When I run this using AWX, this meta does not help since it updates from local synced version. And new host is not available.
So I have to use workflow which includes 3 steps (step 2 is inventory sync). But can’t return data easily.
Can you give an advice what can I do? Maybe I should add new host dynamically? But I have no host info until it is added to the inventory.
Any other options?
You could do a provisioning callback with the inventory source set to update on launch. That’s the closest thing we have to meta: refresh_inventory. It is designed so that it will update the inventory source so the new host is present before the job template starts. I don’t know that this would be better that what you have now, it involves an extra step of having the host do a curl command at startup, but it needs mention.
This question is just for my own interest, but how did you create the inventory source with the scaleway plugin? Did you source it from a project, and did you use a custom credential type to apply your token or API key? I ask because we have work related to inventory plugin support going on now.
Perhaps, I did not understand your proposal.

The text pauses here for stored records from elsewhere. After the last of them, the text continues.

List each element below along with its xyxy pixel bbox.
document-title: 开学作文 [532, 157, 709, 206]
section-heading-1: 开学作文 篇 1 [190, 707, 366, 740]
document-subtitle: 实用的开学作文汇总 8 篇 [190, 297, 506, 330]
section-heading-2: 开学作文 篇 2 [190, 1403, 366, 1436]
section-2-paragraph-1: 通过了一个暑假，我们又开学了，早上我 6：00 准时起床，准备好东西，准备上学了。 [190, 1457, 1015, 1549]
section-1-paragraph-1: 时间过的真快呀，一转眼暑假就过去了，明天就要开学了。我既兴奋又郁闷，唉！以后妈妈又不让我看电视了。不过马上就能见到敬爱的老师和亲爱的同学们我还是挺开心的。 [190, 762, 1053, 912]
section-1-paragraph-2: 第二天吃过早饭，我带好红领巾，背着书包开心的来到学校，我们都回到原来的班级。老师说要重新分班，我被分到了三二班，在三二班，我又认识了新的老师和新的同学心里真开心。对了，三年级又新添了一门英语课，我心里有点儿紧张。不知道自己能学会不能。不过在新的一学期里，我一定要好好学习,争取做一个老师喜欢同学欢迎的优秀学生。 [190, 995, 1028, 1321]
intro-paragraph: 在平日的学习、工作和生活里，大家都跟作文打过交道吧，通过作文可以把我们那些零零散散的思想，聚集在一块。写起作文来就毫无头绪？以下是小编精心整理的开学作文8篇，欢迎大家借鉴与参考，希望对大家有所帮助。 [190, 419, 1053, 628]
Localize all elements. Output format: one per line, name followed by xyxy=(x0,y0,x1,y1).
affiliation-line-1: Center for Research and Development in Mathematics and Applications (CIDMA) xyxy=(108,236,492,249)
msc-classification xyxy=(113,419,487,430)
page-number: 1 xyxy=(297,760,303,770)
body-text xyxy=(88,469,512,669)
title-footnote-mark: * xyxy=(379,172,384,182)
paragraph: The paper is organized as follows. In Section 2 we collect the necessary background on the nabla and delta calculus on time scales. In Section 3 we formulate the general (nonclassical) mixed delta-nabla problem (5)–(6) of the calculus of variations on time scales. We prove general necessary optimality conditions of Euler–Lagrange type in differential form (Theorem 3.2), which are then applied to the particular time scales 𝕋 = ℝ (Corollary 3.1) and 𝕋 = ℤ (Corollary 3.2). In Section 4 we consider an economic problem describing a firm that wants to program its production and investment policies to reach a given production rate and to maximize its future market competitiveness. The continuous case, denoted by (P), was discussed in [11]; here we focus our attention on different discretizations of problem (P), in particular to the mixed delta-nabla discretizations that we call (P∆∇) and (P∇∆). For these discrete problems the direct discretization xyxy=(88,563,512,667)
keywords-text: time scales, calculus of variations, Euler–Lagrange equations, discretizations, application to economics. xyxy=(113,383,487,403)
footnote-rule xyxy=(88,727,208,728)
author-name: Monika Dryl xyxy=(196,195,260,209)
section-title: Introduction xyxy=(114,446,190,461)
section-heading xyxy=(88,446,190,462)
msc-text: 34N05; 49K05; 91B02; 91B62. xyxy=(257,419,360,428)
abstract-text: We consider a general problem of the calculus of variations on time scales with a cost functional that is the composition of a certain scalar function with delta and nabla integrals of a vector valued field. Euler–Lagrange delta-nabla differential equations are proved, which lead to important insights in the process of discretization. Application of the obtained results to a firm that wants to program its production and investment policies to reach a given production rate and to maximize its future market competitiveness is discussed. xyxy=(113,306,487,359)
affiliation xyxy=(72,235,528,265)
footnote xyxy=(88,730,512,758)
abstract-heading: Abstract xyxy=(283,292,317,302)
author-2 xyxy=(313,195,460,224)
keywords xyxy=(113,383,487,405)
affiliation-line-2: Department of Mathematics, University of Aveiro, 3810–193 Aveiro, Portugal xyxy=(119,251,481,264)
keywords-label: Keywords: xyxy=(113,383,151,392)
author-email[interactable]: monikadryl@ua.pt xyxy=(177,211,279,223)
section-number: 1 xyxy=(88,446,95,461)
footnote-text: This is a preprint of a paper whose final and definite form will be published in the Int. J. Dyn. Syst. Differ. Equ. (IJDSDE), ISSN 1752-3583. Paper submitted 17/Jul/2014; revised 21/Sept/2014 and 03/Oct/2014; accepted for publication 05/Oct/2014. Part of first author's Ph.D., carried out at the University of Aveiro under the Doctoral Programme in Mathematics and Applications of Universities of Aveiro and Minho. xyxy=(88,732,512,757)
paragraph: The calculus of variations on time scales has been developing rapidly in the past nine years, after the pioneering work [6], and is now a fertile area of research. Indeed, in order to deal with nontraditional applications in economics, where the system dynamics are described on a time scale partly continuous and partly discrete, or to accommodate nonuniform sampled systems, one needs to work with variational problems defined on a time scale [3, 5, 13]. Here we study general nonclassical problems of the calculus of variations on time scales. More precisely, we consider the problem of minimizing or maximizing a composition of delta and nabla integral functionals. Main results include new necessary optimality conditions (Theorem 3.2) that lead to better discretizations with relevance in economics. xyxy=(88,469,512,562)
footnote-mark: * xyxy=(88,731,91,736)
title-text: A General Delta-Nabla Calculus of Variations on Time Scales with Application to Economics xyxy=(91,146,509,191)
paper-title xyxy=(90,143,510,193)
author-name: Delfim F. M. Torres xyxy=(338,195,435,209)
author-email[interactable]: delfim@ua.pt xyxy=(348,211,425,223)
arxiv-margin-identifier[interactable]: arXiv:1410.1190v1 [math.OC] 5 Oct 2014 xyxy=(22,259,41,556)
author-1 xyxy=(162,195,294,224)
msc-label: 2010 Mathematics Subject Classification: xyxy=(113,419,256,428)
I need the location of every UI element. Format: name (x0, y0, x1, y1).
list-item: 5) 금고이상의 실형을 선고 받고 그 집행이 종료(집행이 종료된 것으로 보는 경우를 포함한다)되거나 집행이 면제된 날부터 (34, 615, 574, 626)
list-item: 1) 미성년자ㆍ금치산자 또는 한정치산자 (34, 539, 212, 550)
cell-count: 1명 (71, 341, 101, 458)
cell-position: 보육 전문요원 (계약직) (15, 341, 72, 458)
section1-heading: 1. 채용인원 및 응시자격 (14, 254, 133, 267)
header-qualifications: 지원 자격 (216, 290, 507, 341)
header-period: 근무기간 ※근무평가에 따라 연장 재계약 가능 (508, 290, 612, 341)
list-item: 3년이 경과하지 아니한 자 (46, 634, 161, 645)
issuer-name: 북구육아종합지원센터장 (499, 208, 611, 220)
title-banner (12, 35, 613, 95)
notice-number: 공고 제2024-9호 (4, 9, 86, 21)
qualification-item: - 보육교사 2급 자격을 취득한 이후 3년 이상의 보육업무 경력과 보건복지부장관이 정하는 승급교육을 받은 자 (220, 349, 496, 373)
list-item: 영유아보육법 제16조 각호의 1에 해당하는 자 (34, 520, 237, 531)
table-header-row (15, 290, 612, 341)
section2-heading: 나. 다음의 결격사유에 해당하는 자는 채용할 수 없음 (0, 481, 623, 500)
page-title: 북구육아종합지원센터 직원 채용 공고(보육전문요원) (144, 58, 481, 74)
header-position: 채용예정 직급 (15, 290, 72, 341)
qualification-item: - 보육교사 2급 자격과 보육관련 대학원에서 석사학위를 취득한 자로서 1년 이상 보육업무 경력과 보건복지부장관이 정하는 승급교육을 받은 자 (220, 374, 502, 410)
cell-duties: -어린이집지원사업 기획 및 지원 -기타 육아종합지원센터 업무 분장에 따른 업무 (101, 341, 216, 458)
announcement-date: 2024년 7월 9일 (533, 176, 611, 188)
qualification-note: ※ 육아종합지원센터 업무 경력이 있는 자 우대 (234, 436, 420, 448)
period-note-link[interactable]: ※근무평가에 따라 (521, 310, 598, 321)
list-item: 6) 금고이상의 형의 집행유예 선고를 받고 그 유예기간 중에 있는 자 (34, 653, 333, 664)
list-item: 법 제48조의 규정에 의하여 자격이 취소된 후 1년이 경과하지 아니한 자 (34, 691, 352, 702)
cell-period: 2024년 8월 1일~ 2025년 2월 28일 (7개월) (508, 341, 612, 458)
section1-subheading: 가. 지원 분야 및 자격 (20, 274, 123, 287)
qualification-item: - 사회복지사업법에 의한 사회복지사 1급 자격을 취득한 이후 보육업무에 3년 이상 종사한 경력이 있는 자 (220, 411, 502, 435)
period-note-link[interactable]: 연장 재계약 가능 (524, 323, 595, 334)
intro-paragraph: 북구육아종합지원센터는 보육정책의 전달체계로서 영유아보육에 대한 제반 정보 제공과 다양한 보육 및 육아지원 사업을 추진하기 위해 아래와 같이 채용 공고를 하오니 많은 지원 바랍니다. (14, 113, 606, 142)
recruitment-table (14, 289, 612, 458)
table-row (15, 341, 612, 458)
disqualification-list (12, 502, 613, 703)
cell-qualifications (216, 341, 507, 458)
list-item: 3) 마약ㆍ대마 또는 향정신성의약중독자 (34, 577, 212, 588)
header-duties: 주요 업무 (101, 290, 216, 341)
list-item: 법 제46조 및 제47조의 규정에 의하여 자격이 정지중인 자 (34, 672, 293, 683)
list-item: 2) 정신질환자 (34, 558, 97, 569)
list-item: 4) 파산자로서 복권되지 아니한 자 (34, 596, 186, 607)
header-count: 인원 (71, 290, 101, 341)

I have to update the inventory in the middle of single job run. I can’t use more than one job (like workflow) if I need to return artifacts. So the best I could do is to launch inventory sync from the playbook, but I think that playbook will continue running with old inventory. And the actual sync will wait for job completion.
My project has inventory source which uses plugin:
The AWX inventory uses this as a “Sourced from a Project” source. Currently I have to hardcode token (playbooks use vault). I did not find a way yet how to use custom credentials with inventories. I am new with both ansible and awx, but as always I spend a lot of time trying to do something more than “Hello world” using new platform comparing to how would I do that in plain bash/nodejs/etc.
When running a workflow, the results from set_stats are passed to all downstream jobs. So if your workflow is:
job1->inventory update->job2
And the entire issue is that you are trying to get artifacts (set via set_stats) from job1 to job2, they should already be passed as extra_vars to job2, and you just need to reference them in the playbook.
There may still be more I don’t understand about your use case, but maybe there is a simple solution this way?
The lack of support of in-line vault in inventory plugins is something on my radar. I just have not yet gotten around to filing an issue for it.
The goal is to launch AWX job via REST API and get some JSON data back.
Steps are:
POST …/launch/ and read job URL
GET URL to read job status in a loop until finished (or use webhook where possible)
Use last returned result to read job artifacts.
In case of single job template it is fine since set_stats returns data via artifacts key.
But if I have to update inventory in the middle of job run, I have either:
use workflow (and do not have easy to read artifacts), OR
use 2 separate jobs initiated one after one using two identical POST/WAIT/GET sequences.
Would be perfectly fine if in case of workflow it returned, at least, set_stats from last job. Currently it returns nothing.
It is fine when you just install a software on remote host and should know if it succeeded. But when you need some data from the job, it becomes not trivial.
Of course, it’s possible to use uri module to send data back to the calling platform from the playbook directly. But it is not trivial again if you POST/GET from, say, bash script.
Would be perfectly fine if in case of workflow it returned, at least, set_stats from last job. Currently it returns nothing.
I have to inject a slight modification here, because we can’t assume that a workflow is a single linear path. We could add artifacts to workflow jobs, where those artifacts are built from a combination of that artifacts from all terminal nodes in the workflow job. Deterministic rules for variable precedence would also need to be established, in the case that 2 path defined conflicting values for the same keys.
You could file an issue as an enhancement request for this. I don’t think it’s a bad idea, myself.